Technology upgrades for the library will cost $12,500; there is a slight reduction in funding for the Council on Aging due to grant offsets; and the town is exploring the possibility of regionalizing veterans’ services, Blais noted.
Overall, she anticipates a .5 to 1 percent increase in educational funding as compared to a 1.7 percent increase in town-side spending. Blais called the Triton Regional School District budget “a thoughtful, modest increase” but noted that the town would likely be negatively impacted by how the state is proposing to distribute education aid in its own spending plan for the upcoming year. The number of students attending Whittier Regional Vocational Technical High School next year will double to a total of 14.
Blais anticipates $400,000 in new growth, of which $92,000 comes from new construction.
“That’s a lot for us. There is a lot of new building on the horizon.”
On the other hand, local receipts — from items such as motor vehicle excise tax, building fees, fines and forfeits fees — dropped from $1,905,043 in 2011 to $1,844, 366 in 2012, and are projected to fall even further to $1,469,500 in 2014.
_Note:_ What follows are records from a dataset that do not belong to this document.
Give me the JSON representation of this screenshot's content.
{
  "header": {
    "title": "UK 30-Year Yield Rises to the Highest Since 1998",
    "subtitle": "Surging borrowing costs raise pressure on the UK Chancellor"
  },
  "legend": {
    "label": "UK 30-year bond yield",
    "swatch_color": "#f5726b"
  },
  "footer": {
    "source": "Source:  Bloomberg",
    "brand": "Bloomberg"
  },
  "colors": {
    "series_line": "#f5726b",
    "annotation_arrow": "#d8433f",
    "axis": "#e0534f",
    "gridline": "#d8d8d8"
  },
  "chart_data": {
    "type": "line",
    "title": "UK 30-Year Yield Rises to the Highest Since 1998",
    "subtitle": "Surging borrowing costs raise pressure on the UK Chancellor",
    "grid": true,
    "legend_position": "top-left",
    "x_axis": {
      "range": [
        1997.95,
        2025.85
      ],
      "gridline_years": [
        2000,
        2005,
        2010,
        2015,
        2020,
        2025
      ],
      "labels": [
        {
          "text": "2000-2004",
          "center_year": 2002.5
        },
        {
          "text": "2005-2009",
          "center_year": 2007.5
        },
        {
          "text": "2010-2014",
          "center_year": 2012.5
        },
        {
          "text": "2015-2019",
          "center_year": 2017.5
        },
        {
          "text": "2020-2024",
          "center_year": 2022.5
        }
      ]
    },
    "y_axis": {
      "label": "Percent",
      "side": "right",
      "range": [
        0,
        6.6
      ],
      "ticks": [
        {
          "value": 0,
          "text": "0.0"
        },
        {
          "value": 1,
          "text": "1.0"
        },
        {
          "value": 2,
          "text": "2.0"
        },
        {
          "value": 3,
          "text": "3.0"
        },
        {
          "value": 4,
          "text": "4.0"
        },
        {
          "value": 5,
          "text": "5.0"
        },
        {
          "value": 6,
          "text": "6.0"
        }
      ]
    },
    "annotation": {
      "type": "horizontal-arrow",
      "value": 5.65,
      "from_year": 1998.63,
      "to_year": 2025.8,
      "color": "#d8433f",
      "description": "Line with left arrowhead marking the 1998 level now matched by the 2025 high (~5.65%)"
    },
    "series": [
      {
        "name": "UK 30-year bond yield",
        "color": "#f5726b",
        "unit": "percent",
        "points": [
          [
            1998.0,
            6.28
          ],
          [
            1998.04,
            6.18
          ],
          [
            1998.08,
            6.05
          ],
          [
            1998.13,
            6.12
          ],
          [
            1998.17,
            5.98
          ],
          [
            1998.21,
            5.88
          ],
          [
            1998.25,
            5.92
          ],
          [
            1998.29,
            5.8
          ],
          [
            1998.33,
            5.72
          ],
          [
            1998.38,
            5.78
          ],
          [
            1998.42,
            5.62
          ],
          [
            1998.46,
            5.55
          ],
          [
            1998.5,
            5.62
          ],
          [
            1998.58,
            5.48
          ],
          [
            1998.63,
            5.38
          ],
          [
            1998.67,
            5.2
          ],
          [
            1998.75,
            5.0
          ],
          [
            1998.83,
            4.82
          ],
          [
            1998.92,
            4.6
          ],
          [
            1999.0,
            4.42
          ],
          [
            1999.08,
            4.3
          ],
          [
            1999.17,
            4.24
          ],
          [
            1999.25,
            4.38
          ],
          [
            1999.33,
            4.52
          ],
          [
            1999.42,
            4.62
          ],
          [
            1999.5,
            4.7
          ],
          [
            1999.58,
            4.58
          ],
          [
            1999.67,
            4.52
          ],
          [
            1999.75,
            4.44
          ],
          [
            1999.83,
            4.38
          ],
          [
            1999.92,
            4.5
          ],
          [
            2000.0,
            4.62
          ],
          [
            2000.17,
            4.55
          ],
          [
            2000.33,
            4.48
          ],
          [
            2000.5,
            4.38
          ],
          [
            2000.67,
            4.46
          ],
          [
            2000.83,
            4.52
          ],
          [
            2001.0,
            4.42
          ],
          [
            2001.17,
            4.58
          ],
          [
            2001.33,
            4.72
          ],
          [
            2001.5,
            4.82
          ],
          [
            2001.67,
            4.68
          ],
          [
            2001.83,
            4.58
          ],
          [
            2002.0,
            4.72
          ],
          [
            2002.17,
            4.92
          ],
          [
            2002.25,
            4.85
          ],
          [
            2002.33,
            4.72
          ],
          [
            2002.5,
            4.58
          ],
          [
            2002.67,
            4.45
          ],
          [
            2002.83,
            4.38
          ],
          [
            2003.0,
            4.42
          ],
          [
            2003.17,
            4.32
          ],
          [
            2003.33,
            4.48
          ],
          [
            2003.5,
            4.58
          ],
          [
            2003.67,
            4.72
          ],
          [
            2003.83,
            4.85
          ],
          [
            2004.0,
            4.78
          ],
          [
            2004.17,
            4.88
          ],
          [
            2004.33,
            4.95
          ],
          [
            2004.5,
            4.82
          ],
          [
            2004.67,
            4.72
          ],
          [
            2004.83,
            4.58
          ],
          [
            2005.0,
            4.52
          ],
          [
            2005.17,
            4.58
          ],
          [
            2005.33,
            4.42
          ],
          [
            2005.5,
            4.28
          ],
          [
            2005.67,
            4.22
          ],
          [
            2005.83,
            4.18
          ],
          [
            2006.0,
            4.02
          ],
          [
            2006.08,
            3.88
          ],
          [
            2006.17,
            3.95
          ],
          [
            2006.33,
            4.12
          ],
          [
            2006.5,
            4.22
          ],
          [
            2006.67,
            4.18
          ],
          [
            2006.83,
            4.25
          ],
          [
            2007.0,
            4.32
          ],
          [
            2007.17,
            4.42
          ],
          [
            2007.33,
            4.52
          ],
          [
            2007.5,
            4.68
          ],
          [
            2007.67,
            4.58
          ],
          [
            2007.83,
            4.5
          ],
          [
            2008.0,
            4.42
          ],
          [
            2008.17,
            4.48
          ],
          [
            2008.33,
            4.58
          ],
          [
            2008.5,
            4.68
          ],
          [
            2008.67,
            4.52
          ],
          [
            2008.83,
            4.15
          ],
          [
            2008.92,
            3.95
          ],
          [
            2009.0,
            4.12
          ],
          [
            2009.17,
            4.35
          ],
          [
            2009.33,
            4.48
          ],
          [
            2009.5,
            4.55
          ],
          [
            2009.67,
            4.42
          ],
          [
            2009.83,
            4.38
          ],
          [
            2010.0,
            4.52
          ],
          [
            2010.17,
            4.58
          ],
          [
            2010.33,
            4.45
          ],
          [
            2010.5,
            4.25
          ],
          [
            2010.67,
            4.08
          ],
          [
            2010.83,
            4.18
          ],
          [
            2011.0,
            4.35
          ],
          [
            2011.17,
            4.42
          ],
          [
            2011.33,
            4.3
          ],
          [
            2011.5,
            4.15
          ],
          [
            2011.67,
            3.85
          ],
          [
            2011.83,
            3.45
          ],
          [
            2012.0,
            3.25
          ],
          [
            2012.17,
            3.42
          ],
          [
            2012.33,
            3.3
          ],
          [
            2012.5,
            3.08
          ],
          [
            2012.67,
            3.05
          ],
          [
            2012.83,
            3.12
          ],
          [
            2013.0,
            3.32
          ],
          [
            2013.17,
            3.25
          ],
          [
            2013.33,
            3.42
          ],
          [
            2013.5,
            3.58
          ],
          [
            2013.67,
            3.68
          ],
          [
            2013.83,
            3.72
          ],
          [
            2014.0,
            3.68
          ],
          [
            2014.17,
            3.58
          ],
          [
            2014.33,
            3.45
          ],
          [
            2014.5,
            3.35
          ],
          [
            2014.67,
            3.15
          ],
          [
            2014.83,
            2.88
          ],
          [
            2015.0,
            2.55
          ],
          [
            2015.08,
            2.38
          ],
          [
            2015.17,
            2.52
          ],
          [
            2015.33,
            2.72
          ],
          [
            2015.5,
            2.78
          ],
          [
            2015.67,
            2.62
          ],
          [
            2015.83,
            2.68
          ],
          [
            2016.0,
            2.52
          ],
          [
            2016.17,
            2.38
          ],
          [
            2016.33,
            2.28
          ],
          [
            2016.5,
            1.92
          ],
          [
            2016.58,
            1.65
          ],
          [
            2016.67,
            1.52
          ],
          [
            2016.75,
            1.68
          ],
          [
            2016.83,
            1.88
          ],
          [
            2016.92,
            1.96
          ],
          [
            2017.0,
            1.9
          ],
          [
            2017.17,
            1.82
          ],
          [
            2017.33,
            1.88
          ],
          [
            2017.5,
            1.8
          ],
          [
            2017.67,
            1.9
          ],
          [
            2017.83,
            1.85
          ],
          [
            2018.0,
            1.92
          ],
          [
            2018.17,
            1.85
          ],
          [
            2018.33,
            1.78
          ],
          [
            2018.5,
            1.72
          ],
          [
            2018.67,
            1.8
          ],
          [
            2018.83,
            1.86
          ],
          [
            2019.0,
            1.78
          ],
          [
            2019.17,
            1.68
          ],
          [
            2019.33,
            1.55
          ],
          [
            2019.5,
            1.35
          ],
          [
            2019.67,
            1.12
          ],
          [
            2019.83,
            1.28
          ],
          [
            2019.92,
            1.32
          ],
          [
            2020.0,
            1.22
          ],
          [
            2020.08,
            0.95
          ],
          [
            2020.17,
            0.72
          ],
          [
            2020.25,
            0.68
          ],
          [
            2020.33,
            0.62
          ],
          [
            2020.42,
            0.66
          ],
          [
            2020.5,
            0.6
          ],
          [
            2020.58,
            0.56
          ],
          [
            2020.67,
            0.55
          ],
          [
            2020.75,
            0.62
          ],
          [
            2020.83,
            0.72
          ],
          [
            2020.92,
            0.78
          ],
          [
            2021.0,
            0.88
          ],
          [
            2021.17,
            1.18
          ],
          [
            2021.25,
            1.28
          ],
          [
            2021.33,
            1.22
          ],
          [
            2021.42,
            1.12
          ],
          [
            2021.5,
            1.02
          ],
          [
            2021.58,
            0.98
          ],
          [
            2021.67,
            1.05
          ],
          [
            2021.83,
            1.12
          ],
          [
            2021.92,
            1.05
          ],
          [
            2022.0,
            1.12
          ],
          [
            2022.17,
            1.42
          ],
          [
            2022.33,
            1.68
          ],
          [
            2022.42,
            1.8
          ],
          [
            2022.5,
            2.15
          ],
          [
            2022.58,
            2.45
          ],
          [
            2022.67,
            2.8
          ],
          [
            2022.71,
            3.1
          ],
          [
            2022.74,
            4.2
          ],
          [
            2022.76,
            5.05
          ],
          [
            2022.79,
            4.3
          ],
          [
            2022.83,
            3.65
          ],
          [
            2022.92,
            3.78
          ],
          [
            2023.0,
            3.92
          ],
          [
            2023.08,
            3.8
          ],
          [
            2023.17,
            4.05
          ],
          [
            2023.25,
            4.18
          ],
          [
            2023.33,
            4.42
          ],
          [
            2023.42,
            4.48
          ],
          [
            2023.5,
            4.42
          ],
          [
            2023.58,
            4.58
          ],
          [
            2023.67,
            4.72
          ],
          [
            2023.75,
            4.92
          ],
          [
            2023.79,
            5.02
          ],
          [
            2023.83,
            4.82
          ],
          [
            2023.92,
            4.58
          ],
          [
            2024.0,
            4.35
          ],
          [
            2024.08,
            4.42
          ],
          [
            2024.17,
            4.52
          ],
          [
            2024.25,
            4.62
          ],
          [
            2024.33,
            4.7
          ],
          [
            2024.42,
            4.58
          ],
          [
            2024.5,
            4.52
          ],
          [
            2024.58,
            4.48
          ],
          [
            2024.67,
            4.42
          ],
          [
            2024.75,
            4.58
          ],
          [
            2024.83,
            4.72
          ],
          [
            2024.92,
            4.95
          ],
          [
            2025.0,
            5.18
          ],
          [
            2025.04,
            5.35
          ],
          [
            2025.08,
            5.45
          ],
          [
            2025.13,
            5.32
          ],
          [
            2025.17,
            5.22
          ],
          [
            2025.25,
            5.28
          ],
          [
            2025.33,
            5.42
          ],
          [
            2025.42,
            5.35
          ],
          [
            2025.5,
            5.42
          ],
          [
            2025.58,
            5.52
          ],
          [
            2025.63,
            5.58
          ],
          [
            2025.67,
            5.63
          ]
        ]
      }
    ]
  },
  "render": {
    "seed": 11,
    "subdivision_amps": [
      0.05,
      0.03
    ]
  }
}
An estimated 51 percent spike in available funds is in large part due to the massive effort in the finance department this past year to collect delinquent property taxes. Any properties with back taxes that remain unpaid have liens filed on them or are in foreclosure process, she said.
Blais took time during her presentation to brainstorm possible ways to generate new revenue beyond tax increases. The town should continue looking for opportunities to regionalize some local services. Exploring solar and wind initiatives and promoting recycling as a way to decrease refuse tonnage were also discussed.
Other ideas included continuing to encourage voluntary payments in lieu of taxes from nonprofit entities that benefit from town services, pursuing utility rebate programs and imposing host community fees.